Between January 2015 and December 2019, the retrospective cohort study used deidentified medical record data obtained during routine clinical operations of the IHS program at 75 primary care clinics across 20 states. The study included patients with diabetes and no evidence of DR or had mild NPDR during the baseline period.
Patients were evaluated using nonmydriatic ultra-widefield imaging (UWFI) or nonmydriatic fundus photography (NMFP). The study measured the incidence and progression of DR as any increase in the level of DR, the occurrence of a 2 or more-step increase, and overall change in DR severity level.
The total number of patients evaluated by the program in the baseline year was 13,694. Of these patients, 8374 (mean age, 53.2 years; 4775 female patients [57.0%]) had at least 1 examination during the follow-up period. At baseline, in 2015, the mean hemoglobin A1c level (HbA1c) was 8.3% and the mean duration of diabetes was 8.6 years.
Upon analysis, of patients with no evidence of DR at baseline, 18.0% (1280 of 7097) had some level of DR at follow-up, with an incidence rate of 69.6 cases per 1000 person-years.

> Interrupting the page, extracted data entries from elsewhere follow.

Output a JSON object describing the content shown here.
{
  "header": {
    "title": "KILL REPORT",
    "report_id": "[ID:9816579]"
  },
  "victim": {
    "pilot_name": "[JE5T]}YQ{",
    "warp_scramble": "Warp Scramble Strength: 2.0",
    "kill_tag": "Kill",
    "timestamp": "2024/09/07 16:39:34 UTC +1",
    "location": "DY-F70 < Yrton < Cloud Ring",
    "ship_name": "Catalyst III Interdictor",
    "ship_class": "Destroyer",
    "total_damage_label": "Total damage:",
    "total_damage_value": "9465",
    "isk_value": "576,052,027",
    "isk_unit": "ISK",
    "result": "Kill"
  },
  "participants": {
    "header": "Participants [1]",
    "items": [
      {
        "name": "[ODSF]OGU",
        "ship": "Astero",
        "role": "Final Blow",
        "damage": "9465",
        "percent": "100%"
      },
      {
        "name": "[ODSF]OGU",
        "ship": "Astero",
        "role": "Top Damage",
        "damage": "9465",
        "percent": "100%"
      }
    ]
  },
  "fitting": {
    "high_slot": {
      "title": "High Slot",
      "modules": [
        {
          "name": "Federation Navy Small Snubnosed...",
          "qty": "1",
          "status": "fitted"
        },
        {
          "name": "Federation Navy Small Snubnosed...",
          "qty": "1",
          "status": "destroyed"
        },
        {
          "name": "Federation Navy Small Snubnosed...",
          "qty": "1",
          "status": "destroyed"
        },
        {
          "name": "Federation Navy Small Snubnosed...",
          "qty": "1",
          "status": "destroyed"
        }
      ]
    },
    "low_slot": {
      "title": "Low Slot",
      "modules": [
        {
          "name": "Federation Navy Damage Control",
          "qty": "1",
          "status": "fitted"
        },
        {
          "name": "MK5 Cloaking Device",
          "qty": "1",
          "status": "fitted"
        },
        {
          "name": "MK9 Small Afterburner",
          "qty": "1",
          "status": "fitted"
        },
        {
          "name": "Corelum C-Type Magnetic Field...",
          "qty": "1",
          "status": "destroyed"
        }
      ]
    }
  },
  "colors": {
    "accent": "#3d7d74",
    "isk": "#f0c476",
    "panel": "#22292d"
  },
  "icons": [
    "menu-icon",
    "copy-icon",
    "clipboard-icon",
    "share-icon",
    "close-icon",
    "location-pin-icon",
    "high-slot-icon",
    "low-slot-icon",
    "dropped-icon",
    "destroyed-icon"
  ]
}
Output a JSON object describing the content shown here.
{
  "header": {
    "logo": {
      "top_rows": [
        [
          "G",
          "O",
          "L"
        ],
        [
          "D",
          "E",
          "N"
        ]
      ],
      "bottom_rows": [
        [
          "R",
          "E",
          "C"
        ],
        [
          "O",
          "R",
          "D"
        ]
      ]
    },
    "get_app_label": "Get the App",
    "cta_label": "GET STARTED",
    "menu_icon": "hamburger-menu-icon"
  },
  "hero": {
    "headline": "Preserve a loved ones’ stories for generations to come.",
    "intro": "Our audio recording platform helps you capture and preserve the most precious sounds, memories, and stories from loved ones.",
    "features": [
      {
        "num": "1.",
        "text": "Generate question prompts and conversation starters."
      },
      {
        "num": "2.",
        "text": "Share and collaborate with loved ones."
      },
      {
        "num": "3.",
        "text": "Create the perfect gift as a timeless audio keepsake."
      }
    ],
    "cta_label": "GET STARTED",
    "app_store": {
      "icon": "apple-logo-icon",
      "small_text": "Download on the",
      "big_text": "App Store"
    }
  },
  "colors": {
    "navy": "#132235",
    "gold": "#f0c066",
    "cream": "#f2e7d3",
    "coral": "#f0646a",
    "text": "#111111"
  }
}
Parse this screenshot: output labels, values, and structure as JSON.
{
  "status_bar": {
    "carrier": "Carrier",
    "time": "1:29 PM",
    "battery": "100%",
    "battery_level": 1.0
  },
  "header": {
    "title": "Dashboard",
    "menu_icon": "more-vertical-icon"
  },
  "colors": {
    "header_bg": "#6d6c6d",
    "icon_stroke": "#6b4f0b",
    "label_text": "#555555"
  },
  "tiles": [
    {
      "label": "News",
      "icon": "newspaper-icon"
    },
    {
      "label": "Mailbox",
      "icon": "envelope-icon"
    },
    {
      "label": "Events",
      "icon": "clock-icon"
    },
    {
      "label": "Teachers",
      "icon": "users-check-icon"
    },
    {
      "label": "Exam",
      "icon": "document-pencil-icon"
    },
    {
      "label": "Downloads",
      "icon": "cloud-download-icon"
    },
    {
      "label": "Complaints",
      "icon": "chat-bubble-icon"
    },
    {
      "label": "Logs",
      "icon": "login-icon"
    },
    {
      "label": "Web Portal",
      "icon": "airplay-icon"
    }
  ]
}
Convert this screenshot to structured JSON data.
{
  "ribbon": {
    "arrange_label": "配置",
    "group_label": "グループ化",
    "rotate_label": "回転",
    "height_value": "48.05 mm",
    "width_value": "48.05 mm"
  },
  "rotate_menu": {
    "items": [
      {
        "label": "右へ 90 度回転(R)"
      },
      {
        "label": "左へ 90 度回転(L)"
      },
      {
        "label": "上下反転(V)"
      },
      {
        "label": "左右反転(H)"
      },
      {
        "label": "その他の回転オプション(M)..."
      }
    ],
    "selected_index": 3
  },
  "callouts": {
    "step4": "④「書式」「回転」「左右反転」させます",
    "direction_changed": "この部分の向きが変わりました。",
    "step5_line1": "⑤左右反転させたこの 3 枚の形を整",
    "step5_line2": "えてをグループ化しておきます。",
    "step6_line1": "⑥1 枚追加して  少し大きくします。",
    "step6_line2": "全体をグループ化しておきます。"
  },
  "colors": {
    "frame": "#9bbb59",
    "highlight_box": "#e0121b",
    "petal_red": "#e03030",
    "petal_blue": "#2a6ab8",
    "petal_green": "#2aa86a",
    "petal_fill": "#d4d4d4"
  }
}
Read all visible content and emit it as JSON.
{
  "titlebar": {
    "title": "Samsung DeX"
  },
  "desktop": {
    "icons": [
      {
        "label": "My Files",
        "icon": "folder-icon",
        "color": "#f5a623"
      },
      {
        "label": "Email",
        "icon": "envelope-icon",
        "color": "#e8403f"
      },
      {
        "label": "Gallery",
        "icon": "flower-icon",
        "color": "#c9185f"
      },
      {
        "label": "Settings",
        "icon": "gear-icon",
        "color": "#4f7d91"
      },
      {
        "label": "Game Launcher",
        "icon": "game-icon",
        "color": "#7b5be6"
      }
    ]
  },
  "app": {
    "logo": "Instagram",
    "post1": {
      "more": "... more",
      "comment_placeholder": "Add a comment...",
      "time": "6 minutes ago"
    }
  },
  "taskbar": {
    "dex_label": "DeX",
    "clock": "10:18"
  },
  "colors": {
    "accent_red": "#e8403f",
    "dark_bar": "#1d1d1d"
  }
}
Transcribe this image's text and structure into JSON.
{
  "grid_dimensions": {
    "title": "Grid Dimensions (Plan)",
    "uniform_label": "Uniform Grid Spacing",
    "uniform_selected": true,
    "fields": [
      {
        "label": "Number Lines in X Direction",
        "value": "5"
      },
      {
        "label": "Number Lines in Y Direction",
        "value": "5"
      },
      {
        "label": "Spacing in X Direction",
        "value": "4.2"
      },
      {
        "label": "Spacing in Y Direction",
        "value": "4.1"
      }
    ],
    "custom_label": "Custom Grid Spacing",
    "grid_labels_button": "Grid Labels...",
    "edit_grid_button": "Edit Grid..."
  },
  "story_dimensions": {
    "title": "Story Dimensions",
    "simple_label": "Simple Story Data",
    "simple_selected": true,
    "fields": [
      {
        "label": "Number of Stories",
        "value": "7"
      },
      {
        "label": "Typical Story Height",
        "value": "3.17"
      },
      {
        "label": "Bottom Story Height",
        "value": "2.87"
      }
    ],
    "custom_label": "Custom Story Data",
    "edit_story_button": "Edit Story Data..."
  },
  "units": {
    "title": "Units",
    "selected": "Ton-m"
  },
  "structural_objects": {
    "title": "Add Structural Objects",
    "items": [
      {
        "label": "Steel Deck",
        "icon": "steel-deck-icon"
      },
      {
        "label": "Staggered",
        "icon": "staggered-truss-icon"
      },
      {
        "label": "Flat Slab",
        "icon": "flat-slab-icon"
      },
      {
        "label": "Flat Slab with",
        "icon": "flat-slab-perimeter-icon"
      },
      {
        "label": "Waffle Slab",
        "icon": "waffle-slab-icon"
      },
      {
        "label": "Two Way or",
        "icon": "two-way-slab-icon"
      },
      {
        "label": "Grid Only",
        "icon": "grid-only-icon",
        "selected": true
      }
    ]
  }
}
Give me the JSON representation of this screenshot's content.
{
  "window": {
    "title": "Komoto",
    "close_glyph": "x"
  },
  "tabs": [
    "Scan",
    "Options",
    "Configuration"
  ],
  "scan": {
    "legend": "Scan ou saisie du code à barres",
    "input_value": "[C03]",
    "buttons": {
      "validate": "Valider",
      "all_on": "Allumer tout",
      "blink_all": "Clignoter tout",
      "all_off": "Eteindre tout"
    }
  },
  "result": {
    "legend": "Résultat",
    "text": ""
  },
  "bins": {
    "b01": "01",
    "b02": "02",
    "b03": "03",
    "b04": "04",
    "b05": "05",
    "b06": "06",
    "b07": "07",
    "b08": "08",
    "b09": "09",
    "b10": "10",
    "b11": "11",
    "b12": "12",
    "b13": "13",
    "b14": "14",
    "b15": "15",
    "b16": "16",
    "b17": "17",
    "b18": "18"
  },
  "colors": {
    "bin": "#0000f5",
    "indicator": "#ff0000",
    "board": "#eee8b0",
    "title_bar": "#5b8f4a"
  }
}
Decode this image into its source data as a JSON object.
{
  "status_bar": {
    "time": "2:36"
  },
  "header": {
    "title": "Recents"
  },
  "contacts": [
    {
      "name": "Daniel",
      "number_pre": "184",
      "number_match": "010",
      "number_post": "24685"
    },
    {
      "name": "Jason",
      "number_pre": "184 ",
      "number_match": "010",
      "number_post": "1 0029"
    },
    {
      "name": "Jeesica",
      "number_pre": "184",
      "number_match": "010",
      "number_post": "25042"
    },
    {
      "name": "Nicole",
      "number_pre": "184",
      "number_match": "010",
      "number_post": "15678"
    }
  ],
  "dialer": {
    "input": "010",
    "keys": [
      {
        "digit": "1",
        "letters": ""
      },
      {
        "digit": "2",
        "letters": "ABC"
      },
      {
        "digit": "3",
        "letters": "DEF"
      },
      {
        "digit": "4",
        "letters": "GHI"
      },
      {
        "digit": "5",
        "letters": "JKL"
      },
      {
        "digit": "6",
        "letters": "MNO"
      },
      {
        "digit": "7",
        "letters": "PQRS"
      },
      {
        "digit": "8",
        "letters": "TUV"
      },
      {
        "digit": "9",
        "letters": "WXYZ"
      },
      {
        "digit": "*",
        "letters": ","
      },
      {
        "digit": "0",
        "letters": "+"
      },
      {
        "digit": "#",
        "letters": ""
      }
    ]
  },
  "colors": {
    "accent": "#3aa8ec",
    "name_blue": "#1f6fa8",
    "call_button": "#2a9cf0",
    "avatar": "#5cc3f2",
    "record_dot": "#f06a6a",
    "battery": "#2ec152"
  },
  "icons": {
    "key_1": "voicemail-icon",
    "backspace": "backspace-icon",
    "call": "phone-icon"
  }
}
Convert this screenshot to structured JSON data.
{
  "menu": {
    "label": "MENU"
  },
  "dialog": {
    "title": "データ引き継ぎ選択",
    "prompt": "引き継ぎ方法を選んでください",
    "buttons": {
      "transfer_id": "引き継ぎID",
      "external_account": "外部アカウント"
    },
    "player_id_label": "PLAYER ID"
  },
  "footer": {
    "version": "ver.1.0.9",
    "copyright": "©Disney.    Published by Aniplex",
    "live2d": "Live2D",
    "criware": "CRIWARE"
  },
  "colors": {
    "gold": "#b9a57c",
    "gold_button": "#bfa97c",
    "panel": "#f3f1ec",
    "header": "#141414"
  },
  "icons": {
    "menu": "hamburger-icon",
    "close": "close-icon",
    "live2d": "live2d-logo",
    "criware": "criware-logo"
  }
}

Of the new DR found, 839 of 1280 cases (65.5%) were mild NPDR. Data showed the cumulative incidence of PDR was 0.1% (10 of 7097) for an incidence rate of 0.5 cases per 1000 person-years.
Meanwhile, of patients with no evidence of DR at baseline, 441 of 7097 (6.2%) had a 2 or more-step increase in DR over time (24.0 cases per 1000 PY). Additionally, a total of 347 of 1277 patients (27.2%) with mild NPDR at baseline developed a more severe DR level in the follow-up period, for an incidence rate of 111.7 cases per 1000 PY. Data showed a 2 or more-step increase in DR occurred for 2.3% of these patients (30 of 1277).
The characteristics associated with DR incidence as well as the occurrence of a 2 or more-step increase were expected, including longer diabetes duration, higher HbA1c level, and diabetes therapy, including insulin use alone or with oral medications. Notable characteristics associated with any progression from mild NPDR were additionally longer diabetes duration and higher HbA1c level, as well as the presence of peripheral neuropathy.
Investigators noted the current IHS teleophthalmology program recommends annual DR examinations, consistent with the recommendations of professional organizations, including the American Academy of Ophthalmology. However, they noted a biennial frequency might be an appropriate frequency, as recommended by the American Diabetes Association.
“Such a practice change, however, requires examination of adherence to the current recommendations,” investigators wrote. “If a practice change extending follow-up were implemented, further research would be needed to determine if the change affected vision outcomes and adherence rates.”